The smoothness of $f * \eta_\epsilon$ is Proposition 8.10 and comes from differentiating under the integral sign in the convolution (with justification!), and choosing to put the derivative on $\eta_\epsilon$. Intuitively, it comes from the idea that convolution is an "averaging" operation and tends to smooth, smear, or blur rough areas of $f$ together, and so should be a smoothing operation. (The wikipedia article has a nice animation illustrating this.)
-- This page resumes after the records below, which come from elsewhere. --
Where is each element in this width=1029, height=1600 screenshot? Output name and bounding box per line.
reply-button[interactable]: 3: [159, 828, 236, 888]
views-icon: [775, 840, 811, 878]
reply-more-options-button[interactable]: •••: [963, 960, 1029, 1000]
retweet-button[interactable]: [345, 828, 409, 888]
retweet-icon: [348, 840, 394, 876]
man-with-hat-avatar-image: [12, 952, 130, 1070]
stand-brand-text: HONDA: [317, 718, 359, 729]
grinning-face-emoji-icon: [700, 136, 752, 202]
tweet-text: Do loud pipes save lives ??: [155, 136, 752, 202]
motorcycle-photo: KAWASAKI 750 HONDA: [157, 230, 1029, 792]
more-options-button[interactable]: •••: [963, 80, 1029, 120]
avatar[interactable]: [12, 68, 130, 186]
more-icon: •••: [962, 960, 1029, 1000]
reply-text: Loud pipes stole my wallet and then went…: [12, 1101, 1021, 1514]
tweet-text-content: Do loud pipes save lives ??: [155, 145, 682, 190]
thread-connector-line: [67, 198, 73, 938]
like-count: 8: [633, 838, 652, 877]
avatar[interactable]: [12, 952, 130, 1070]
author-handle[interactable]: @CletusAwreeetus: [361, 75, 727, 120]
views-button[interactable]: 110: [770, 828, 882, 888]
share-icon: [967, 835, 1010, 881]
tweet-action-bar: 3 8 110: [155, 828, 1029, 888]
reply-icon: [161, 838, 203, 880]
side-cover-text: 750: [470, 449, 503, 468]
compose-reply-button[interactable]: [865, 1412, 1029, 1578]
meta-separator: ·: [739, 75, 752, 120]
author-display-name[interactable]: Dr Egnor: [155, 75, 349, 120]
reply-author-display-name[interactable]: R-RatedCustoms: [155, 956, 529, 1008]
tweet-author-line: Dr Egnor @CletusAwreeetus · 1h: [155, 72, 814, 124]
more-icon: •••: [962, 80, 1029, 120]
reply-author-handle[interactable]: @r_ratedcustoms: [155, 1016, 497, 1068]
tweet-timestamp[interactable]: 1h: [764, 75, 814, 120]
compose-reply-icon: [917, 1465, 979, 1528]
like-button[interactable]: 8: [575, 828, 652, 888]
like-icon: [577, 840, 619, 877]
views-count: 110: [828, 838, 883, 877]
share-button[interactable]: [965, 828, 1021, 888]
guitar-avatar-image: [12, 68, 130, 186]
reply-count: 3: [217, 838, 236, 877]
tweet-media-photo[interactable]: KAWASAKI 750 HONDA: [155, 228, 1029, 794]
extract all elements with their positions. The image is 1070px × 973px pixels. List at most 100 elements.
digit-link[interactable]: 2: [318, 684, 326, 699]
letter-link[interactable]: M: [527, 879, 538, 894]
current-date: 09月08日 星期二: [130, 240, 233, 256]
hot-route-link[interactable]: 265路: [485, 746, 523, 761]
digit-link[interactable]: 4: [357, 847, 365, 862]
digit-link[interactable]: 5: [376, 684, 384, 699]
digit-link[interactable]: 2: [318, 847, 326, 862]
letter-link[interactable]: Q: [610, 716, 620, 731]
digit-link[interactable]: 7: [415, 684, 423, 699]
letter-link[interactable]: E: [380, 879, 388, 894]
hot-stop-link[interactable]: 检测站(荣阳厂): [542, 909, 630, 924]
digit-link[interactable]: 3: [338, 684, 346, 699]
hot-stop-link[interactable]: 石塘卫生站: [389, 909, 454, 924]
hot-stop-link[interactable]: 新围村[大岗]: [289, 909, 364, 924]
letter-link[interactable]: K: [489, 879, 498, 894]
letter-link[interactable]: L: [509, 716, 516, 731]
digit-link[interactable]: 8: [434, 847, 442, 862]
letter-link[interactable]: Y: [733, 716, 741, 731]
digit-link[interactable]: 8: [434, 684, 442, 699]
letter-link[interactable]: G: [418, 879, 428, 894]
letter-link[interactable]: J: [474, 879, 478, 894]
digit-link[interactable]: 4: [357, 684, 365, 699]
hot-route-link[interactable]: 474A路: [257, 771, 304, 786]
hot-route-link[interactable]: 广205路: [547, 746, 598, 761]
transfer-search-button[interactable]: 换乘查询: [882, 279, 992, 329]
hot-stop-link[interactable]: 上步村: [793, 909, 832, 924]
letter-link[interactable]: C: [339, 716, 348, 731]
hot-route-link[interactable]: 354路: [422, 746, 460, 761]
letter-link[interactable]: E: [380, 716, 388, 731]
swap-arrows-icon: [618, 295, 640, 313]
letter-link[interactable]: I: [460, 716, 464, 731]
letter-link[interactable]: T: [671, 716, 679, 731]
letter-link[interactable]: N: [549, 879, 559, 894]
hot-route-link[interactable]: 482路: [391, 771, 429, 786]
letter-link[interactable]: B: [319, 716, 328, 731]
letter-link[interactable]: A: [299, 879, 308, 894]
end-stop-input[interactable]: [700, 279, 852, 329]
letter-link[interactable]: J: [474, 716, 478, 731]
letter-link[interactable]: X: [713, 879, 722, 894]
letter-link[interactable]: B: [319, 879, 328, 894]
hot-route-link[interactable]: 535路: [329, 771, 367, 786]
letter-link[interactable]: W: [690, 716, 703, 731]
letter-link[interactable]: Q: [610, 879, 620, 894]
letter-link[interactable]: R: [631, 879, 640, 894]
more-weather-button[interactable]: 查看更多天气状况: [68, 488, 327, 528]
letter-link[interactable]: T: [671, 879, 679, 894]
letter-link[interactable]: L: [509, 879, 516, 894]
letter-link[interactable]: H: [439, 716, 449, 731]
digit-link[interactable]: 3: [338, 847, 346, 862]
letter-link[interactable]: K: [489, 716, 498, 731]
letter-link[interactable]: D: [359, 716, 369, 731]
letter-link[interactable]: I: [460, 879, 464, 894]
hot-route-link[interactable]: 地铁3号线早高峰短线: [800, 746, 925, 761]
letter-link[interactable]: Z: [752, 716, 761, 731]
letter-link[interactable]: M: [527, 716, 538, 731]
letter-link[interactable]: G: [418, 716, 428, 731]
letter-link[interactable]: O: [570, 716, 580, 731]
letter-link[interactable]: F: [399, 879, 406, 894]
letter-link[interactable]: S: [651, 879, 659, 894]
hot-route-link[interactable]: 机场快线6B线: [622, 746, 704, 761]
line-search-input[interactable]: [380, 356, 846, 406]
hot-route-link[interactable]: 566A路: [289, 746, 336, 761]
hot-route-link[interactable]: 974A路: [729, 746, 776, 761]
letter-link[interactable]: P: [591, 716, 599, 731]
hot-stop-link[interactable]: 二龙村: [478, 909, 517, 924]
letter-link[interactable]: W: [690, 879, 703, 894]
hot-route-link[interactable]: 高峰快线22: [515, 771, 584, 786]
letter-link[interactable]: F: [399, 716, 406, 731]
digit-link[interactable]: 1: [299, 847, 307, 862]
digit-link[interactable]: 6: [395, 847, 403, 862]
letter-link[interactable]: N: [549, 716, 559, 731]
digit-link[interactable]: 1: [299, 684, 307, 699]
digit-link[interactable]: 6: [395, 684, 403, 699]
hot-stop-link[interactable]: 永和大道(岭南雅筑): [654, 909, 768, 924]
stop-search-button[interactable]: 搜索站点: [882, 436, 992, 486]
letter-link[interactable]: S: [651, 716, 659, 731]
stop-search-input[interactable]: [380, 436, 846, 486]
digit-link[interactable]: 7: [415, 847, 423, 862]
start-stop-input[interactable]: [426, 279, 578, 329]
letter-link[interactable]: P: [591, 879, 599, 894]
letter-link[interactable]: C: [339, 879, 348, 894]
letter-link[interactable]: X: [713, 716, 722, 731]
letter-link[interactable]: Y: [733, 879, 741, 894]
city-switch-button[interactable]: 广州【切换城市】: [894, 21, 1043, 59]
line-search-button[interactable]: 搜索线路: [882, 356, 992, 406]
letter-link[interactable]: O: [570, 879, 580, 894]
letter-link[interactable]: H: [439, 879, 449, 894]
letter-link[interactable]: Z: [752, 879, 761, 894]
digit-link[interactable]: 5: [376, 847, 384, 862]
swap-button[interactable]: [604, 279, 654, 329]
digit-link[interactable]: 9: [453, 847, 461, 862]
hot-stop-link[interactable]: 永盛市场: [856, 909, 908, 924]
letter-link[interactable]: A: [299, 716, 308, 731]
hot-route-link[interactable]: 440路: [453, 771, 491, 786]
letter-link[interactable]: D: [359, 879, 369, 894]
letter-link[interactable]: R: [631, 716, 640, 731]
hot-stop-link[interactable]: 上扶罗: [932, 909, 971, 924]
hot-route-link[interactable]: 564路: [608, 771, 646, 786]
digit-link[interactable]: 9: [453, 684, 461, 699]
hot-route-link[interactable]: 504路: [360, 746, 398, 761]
The fact that $f * \eta_\epsilon \to f$ in $L^p$ is Folland's Theorem 8.14 (a), and it's pretty elementary. He also has Proposition 8.17 which proves that $C^\infty_c$ is dense in $L^p$, but it sort of inexplicably starts by using the fact that $C_c$ is dense in $L^p$. I suppose this is used to get a compactly supported function, so that you can approximate $f \in L^p$ by functions which are not only smooth (which $f * \eta_\epsilon$ is) but also compactly supported (which $f * \eta_\epsilon$ need not be, although $\eta_\epsilon$ is). But an easier argument would be to first approximate $f$ in $L^p$ norm by a function $g$ which is compactly supported but not necessarily continuous; for example, $g = f 1_{[-N,N]}$ for large $N$ (this works by dominated convergence), and then apply mollifiers to $g$. Unless, of course, there is some subtlety that I've missed.
Edit 2: Indeed there is. Folland's 8.14 (a) relies upon the fact that translation is strongly continuous in $L^p$, which uses the density of $C_c$. So apparently it is not so easy to bypass this step, and that destroys a lot of the "directness" of my argument.